Open maxcollard opened 9 years ago

maxcollard commented 9 years ago

I'm sort of a mathematically-minded person, and so I was curious: what are the various standard topologies used graph space? What are the topological properties / invariants of graph space / various subspaces under these topologies? Since "graph random variables" are just maps from some event space to graph space, these topological properties will dramatically influence the behavior of such maps.

Also, Jovo mentioned in class that there are ways of measuring "distance" between graphs, which implies that there are metrics on graph space; this opens up a bunch of new questions related to graphs as a metric space, and all of the "niceness" that entails. What are the most common of these metrics, and as above, what are the properties of the topologies they induce on graph space?

ElanHR commented 9 years ago

I can't answer with too much certainty but in a graphical models course (Machine Learning in Complex Domains) we often compared graphs by comparing and matching subcliques. I believe this could work given fixed vertices but I have no idea how this would extend to dynamically adding vertices.

A clique in this case is a fully connected subgraph (eg. a node of one is always a clique, two nodes are a clique if they're connected, three nodes are a clique if they each connect to the other two etc...)

http://en.wikipedia.org/wiki/Topological_graph_theory#Graphs_as_topological_spaces

maxcollard commented 9 years ago

That comparison you give sounds interesting; I'd have to look at how it would fit the metric axioms.

It's notable that the article you give talks about treating a particular graph as a topological space (e.g. as a subset of R^n via a particular embedding), rather than treating the entire space of all possible graphs as a topological space.

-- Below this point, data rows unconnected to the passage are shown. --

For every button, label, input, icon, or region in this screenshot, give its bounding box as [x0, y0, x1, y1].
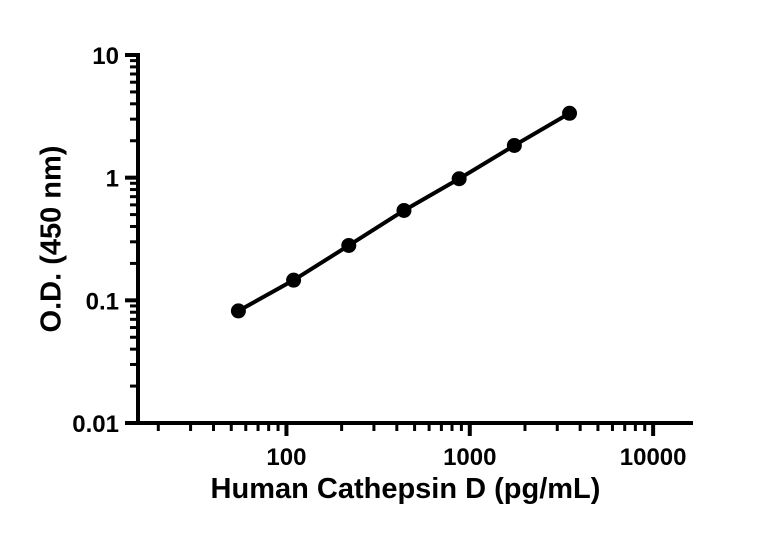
data-point	[230, 303, 246, 319]
y-axis-title: O.D. (450 nm)	[35, 145, 68, 333]
data-point	[562, 105, 578, 121]
x-tick-label: 1000	[443, 444, 496, 471]
data-point	[396, 202, 412, 218]
data-point	[286, 272, 302, 288]
x-axis-title: Human Cathepsin D (pg/mL)	[210, 473, 601, 505]
x-tick-label: 10000	[620, 444, 687, 471]
data-point	[341, 237, 357, 253]
y-tick-label: 10	[92, 43, 119, 70]
y-tick-label: 1	[106, 166, 119, 193]
data-point	[506, 137, 522, 153]
y-tick-label: 0.1	[86, 288, 119, 315]
data-point	[451, 171, 467, 187]
x-tick-label: 100	[266, 444, 306, 471]
y-tick-label: 0.01	[72, 411, 119, 438]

An individual graph inherits many possible topologies (at the very least from the restriction of the numerous norms on the euclidean space it's embedded in); I'm more interested in characterizing the open sets in graph space itself.

jtmatterer commented 9 years ago

Remember that for a fixed number of vertices, graph space only contains a finite number of points (and even in the case of a variable |V|, it is countable). Recall that a random variable is simply a function that is measurable with respect to two sigma-algebras. So, since graph space is at worst countable, we can always use the total sigma-algebra. So whatever topology you enforce on graph space wont affect the behavior of graph-valued random variables.